NINE MULTIPLE INTELLIGENCES:*

1. Linguistic Intelligence: the capacity to use language to express what’s on your mind and to understand other people. Any kind of writer, orator, speaker, lawyer, or other person for whom language is an important stock in trade has great linguistic intelligence.

2. Logical/Mathematical Intelligence: the capacity to understand the underlying principles of some kind of causal system, the way a scientist or a logician does; or to manipulate numbers, quantities, and operations, the way a mathematician does.

3. Musical Rhythmic Intelligence: the capacity to think in music; to be able to hear patterns, recognize them, and perhaps manipulate them. People who have strong musical intelligence don’t just remember music easily, they can’t get it out of their minds, it’s so omnipresent.

4. Bodily/Kinesthetic Intelligence: the capacity to use your whole body or parts of your body (your hands, your fingers, your arms) to solve a problem, make something, or put on some kind of production. The most evident examples are people in athletics or the performing arts, particularly dancing or acting.

5. Spatial Intelligence: the ability to represent the spatial world internally in your mind — the way a sailor or airplane pilot navigates the large spatial world, or the way a chess player or sculptor represents a more circumscribed spatial world. Spatial intelligence can be used in the arts or in the sciences.

6. Naturalist Intelligence: the ability to discriminate among living things (plants, animals) and sensitivity to other features of the natural world (clouds, rock configurations). This ability was clearly of value in our evolutionary past as hunters, gatherers, and farmers; it continues to be central in such roles as botanist or chef.

7. Intrapersonal Intelligence: having an understanding of yourself; knowing who you are, what you can do, what you want to do, how you react to things, which things to avoid, and which things to gravitate toward. We are drawn to people who have a good understanding of themselves. They tend to know what they can and can’t do, and to know where to go if they need help.

8. Interpersonal Intelligence: the ability to understand other people. It’s an ability we all need, but is especially important for teachers, clinicians, salespersons, or politicians — anybody who deals with other people.

9. Existential Intelligence: the ability and proclivity to pose (and ponder) questions about life, death, and ultimate realities.

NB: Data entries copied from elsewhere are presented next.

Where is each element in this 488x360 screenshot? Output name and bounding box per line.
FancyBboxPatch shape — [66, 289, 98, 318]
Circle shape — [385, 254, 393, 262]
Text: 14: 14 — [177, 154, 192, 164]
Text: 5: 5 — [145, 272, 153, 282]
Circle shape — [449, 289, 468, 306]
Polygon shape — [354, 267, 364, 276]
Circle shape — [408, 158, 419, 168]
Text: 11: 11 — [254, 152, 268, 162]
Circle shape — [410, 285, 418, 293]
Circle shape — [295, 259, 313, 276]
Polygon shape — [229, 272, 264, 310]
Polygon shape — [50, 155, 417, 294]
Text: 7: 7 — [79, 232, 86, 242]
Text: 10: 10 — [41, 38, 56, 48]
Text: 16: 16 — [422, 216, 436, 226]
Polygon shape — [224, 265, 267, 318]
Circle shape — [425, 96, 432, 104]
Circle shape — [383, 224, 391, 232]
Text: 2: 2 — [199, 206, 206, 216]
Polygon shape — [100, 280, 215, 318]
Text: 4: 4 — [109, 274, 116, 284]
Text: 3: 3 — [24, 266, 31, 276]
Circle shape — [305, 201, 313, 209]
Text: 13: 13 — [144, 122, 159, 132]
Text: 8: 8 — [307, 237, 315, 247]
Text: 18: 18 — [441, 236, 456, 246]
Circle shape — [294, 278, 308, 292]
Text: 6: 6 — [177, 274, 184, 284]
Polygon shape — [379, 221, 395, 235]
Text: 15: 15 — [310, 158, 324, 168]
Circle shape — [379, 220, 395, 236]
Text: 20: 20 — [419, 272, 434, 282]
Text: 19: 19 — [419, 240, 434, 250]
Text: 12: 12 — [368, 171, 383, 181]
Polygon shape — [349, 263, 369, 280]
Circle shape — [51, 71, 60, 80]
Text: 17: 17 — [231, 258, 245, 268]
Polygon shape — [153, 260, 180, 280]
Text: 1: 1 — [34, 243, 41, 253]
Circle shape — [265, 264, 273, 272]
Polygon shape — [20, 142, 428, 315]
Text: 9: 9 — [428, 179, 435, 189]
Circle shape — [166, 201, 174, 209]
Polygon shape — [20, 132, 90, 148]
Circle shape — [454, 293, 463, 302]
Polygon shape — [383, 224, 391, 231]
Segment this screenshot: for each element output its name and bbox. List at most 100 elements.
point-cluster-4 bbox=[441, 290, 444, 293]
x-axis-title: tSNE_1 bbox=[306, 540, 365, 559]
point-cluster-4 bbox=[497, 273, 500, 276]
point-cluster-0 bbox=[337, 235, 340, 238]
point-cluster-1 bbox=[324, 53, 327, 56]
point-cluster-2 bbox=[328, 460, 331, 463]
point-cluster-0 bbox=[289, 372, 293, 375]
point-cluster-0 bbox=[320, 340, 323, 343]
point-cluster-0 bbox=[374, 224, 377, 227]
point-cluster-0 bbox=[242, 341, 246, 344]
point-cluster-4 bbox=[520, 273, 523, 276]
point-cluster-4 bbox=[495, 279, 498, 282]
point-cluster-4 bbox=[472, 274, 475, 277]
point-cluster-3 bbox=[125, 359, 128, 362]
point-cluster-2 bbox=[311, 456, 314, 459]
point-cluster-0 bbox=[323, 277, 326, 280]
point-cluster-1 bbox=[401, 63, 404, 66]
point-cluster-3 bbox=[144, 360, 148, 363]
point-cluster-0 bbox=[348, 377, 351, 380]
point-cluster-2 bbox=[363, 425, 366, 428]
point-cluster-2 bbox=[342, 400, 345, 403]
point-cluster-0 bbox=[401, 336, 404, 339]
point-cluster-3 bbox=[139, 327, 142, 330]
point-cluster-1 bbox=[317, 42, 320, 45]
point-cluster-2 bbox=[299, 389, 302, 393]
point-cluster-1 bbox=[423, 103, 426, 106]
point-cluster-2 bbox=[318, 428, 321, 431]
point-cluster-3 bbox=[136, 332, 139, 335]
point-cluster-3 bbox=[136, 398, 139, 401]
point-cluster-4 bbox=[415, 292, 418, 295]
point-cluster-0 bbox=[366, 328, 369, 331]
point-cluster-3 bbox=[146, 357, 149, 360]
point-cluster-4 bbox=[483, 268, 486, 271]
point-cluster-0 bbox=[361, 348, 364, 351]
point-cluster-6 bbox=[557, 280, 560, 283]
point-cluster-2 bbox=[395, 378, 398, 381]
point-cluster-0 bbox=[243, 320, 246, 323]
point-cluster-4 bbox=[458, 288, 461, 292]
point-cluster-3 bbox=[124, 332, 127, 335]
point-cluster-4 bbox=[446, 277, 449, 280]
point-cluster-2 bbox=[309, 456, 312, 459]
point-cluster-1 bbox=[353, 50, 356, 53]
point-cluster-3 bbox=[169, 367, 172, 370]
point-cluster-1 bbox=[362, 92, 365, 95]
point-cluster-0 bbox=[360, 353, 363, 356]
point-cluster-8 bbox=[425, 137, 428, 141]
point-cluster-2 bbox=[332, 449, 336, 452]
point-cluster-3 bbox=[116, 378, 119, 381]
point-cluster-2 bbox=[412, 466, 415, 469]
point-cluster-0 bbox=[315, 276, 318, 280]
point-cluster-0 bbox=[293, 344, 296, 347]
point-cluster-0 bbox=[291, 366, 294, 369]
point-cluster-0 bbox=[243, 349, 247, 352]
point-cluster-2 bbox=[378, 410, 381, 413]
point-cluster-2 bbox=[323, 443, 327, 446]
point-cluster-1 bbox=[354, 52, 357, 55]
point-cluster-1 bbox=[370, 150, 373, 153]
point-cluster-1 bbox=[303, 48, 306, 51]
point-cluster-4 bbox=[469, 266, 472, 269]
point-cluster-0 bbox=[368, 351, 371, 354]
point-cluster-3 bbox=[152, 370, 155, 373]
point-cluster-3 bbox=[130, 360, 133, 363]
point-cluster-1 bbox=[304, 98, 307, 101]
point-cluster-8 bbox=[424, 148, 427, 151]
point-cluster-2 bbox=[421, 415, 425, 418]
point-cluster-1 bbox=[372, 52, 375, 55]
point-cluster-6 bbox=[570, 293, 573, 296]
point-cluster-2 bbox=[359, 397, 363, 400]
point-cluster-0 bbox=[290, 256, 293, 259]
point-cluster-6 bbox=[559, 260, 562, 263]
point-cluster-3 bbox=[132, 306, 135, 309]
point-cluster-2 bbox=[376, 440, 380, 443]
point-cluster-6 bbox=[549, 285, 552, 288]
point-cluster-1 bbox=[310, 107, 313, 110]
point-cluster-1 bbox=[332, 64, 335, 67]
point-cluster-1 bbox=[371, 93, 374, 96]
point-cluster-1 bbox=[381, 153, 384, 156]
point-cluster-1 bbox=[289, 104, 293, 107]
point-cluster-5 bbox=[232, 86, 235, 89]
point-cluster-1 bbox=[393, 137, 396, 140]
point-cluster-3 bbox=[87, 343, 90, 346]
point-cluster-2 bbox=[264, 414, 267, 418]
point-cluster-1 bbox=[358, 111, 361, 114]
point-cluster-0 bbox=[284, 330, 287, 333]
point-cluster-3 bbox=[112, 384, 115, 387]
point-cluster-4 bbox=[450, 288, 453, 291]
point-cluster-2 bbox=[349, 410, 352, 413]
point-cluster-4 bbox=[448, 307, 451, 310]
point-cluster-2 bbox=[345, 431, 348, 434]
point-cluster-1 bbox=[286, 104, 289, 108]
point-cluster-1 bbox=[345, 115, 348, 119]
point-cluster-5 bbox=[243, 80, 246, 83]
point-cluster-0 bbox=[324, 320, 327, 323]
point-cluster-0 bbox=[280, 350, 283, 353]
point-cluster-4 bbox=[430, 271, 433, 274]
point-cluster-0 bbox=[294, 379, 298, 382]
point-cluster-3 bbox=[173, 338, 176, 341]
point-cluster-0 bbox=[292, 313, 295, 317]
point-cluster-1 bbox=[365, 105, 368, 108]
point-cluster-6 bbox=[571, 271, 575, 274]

As I read this list, I am in awe at the creativity of God. Often, we are reminded of God’s greatness, power, and glory when we look at the stars and galaxies in the heavens. This list of Multiple Intelligences reminds me we can see the greatness, power, and glory in the way He created our brains to think and process information. We can marvel at God’s splendor when we see the diversity in children – not just their physical features, but the way God wired their bring to think about Him and the world He made. In my next post, I’ll unpack some specific ways we can use this information about Multiple Intelligences on Sunday mornings in Crossing Kids.

* As written in Dr. Howard Gardner’s INTELLIGENCE REFRAMED: MULTIPLE INTELLIGENCE FOR THE 21ST CENTURY. New York: Basic Books, 1999.